By Rebecca Giblin, Anders Furze and Kimberlee Weatherall
For hundreds of years, we’ve been told patents help deliver big new inventions, such as life-saving drugs.
They are meant to be a bargain between the inventor and the public: tell us how your invention works, and we’ll give you a fixed time – a patent protection period – in which you’re the only person who can make use of it.
Such exclusive rights make it easier for inventors to profit from their investments in research and development, and in theory encourage innovation we wouldn’t get otherwise, which benefits us all.
We’ve long had to accept this bargain on faith. But those core assumptions about patents are increasingly being subject to empirical testing, and – as we detail in a new podcast starting this week – often coming up short.
Many claimed inventions likely don’t work
Consider the most basic assumption – that the public will benefit from patented technologies - both as products and services and as building blocks for more innovation.

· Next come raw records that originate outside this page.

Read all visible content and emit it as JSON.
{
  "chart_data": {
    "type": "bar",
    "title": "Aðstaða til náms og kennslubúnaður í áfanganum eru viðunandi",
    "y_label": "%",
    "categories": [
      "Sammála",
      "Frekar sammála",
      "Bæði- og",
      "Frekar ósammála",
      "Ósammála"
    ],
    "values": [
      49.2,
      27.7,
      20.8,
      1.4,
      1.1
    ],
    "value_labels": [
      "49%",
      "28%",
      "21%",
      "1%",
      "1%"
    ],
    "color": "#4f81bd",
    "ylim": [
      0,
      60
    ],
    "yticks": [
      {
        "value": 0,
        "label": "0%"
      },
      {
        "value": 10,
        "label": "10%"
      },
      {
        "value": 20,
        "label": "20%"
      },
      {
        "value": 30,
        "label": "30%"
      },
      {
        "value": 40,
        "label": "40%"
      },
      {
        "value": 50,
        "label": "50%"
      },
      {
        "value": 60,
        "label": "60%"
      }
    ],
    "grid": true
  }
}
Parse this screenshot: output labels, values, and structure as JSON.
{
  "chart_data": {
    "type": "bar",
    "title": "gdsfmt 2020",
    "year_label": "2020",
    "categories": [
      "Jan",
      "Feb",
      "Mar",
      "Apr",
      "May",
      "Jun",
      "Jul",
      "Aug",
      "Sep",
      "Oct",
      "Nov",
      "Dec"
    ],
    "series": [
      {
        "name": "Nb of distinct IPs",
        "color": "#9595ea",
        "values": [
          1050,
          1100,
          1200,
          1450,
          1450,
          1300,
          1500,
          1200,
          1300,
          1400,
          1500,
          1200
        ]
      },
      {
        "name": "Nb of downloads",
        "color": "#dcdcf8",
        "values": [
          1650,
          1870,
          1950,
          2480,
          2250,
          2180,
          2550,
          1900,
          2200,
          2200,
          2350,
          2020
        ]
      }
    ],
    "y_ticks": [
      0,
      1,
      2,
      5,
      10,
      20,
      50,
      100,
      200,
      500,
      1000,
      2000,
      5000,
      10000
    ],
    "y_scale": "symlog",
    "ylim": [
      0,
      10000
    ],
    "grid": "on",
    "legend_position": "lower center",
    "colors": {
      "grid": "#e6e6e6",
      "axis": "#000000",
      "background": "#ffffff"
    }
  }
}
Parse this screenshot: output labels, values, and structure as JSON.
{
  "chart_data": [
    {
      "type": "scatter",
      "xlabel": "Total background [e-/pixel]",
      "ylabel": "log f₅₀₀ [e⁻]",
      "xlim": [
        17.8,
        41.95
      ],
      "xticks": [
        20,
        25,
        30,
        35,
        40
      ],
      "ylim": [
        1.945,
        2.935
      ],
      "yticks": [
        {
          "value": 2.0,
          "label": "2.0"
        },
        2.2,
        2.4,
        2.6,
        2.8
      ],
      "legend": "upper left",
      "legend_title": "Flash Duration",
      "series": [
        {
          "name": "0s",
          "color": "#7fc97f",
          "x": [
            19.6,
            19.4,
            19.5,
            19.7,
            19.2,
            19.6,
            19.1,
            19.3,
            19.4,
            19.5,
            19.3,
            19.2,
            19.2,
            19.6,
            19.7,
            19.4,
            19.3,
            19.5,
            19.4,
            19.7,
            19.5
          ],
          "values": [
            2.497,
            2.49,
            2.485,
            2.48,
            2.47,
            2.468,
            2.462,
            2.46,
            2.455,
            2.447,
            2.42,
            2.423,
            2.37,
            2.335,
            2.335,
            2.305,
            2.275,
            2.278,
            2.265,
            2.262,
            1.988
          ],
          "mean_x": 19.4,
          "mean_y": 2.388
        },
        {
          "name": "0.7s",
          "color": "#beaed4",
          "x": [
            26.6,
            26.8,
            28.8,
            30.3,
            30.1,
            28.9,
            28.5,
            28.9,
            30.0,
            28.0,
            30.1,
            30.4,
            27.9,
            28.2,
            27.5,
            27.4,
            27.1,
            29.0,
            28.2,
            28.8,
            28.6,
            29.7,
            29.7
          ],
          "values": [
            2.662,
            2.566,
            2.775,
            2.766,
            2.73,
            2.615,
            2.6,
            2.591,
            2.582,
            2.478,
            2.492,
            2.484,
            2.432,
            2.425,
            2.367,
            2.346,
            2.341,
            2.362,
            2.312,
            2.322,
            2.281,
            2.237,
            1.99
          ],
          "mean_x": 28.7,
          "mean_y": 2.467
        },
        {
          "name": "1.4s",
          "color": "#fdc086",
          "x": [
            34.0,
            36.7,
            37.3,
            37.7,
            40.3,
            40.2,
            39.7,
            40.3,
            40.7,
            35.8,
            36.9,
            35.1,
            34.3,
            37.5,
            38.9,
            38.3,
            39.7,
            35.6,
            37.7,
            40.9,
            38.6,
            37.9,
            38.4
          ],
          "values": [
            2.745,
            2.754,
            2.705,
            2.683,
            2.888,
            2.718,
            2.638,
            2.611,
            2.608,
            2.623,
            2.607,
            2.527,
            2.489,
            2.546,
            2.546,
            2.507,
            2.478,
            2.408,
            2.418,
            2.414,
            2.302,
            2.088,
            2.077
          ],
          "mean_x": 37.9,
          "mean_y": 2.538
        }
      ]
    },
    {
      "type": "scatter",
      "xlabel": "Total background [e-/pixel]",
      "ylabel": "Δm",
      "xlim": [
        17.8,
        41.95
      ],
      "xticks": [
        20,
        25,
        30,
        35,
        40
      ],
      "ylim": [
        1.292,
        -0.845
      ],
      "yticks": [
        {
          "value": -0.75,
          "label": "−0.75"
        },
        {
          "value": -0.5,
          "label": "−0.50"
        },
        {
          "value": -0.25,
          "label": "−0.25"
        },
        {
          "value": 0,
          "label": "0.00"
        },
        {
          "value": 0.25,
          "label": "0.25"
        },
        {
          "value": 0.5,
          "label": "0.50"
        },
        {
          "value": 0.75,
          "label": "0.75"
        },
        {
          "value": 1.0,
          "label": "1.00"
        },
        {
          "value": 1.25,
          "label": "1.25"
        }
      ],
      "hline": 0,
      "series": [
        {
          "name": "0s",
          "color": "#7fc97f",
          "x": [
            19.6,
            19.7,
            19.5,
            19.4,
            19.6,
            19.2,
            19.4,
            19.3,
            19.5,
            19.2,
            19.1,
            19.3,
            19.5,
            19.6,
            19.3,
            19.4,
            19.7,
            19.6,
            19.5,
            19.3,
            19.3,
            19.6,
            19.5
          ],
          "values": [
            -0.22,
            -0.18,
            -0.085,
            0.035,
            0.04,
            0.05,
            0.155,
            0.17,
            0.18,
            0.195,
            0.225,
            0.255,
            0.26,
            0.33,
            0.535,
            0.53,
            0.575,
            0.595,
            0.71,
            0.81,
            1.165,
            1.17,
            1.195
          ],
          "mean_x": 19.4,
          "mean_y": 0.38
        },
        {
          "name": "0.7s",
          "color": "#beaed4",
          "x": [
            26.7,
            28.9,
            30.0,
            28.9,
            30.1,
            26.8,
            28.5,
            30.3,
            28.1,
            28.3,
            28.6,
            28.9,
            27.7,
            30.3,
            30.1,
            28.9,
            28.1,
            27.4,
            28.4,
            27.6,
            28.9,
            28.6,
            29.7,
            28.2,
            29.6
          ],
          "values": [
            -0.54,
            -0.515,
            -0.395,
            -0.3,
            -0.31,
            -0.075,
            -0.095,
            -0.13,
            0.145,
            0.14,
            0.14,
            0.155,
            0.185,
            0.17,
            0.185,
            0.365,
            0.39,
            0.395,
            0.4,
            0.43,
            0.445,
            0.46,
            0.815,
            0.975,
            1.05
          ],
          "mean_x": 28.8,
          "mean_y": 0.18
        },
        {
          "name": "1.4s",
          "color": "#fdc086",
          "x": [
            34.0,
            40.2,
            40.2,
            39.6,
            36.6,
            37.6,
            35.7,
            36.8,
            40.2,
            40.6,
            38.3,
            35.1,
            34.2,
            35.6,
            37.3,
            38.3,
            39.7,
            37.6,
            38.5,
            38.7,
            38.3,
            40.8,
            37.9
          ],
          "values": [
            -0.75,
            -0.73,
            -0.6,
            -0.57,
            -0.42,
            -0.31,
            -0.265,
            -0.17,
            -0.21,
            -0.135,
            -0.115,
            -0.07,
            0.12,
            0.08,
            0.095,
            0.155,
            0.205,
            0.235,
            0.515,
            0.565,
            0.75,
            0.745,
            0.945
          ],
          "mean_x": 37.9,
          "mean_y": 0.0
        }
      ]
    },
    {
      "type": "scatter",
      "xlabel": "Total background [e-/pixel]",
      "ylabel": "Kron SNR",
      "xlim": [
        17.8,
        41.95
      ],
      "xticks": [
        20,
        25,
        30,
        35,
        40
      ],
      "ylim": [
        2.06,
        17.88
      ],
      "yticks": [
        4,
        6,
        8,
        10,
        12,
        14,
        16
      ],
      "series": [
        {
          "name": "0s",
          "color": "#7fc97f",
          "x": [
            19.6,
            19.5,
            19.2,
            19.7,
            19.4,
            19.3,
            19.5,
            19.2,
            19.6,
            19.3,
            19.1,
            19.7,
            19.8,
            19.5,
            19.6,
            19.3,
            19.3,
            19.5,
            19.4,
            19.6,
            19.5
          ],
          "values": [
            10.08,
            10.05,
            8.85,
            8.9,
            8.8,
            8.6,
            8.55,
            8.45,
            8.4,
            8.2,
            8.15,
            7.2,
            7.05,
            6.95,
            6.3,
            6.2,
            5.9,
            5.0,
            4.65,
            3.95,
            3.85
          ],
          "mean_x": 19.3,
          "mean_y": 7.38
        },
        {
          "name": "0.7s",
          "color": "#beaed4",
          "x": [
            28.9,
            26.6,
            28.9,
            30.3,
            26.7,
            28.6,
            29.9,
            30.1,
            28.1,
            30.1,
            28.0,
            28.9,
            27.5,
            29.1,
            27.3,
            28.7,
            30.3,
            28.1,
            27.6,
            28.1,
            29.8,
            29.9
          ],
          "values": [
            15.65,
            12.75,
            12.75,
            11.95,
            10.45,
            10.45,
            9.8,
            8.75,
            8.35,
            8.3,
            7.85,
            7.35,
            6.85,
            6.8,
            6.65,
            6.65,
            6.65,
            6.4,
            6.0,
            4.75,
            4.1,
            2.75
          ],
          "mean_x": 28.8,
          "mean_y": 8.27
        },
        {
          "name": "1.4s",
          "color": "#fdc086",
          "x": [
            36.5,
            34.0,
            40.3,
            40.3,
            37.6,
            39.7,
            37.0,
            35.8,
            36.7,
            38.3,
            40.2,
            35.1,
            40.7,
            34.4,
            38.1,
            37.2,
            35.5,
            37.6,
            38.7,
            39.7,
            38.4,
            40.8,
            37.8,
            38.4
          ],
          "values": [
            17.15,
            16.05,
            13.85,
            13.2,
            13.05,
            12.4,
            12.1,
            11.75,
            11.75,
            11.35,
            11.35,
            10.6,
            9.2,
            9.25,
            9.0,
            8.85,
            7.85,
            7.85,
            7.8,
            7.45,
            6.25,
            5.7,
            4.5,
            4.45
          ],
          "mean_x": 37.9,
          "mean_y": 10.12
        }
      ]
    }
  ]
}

That’s meant to be achieved by inventors coming up with inventions that work, then telling the patent office how they work.
But research by Janet Freilich from Fordham University in the United States suggests there is a “replicability crisis” in patent claims that rivals those in other fields.
Freilich graded the experiments said to back up 500 life sciences patents against the requirements of the journal Nature – and found as many as 90% didn’t stack up and probably couldn’t be reproduced.
She says
patent law relies on the assumption that, when a patent is filed, it has been “reduced to practice” – meaning that the invention works. The reality is that most inventions likely do not work, casting serious doubt on this assumption.
One of the reasons is the way the patent system works.
Under the ‘first-to-file’ system, when two inventors are developing similar technologies, the inventor who gets to the patent office first gets the patent. Freilich argues this means that any experiments they do conduct will inevitably be quick and preliminary.
Worse still, only 45% of the patents she examined were backed up by any sort of experiment. The remaining 55% were supported only by speculative and hypothetical evidence. This is allowed under patent law at least in some countries, but it does raise questions about what exactly the public gets out of the system.
Research sometimes accelerates when patents expire
We’re also told we grant patents to “incentivise” (encourage and reward) the kind of work needed to get expensive products, like new drugs, to market.
But again, this theory doesn’t always match the practice.
Research led by John Liddicoat of King’s College London finds that in the development of many drugs, the most expensive trials (Phase II and Phase III) actually accelerate once patent protection expires, when universities and hospitals feel free to step in.
This raises a number of serious questions:
- why aren’t patents providing an incentive for patent holders to do these trials?
- should we shorten the length of patents to bring forward trials?
- are commercial organisations best suited for trials?
An AI-driven flood of low-quality patents
Artificial intelligence is set to make it easier to find, and perhaps automatically enforce patents, which could frighten away more genuine innovators.
Generative AI could also lead to more patents: in the words of the government agency IP Australia, it is likely to reduce “the barrier to creating novelty”. This could potentially overwhelm patent offices with even lower quality patents.
It is also likely to mean patent examiners can no longer rely on the default assumption that the claimed invention is solely the result of human exertion, raising the possibility of needing to rethink the patent bargain.
Invention matters more than ever
More and more, new research and new developments are telling us we can no longer take the claims made for the patent system on faith.
Urgent challenges – including climate change, infectious diseases, political polarisation and artificial intelligence – all require cutting-edge science that can be put to work quickly and at scale to solve real-world problems.
That makes this an ideal time to talk about whether our patent system is best equipped for that task, exploring a range of options for finding and applying the innovations we need - and bringing in voices and perspectives that are too often marginalised in intellectual property debates.
This article is republished from the Conversation
Read the original article here
What is happening in India?

Over the years, India has understood the importance of strong patent systems for the growth of industry and commerce, trying to maintain a balance between exclusive rights of the inventor and the public interest. As per the Indian Patent Office Annual Report 2021-22, 66,440 patent applications were filed in India. Out of which, 66,572 applications were examined, out of which 30,073 were granted and 35,990 applications were disposed of. As of March 31, 2022, the number of patents in force was 115916 out of which 19700 belonged to Indian patentees.

The patents granted in the field pharmaceuticals and medical field reflect the country's priority to excel in’s healthcare, which in return benefits its citizens.
The question here is not how many of the patents are granted or rejected, the question is how many of the granted patents have been used commercially. Under section 146 of the patent act, 55014 statements on the working of patents were received in Form 27 during the year and 9616 patents were reported as working.

For years IP as a legal mechanism has played a crucial role in incentivising innovation and creativity by providing rights to creators and innovators for a fixed period of time. However, these prolonged exclusive rights also stifle innovation and creativity by inhibiting the free exchange of ideas and hindering the free dissemination of knowledge.
A delicate balance is required between these incentives and access to knowledge in the fast-changing dynamic world of disruptive technology and innovation. Perhaps it is time to reconsider the terms of these laws and carefully consider the limitations and exceptions.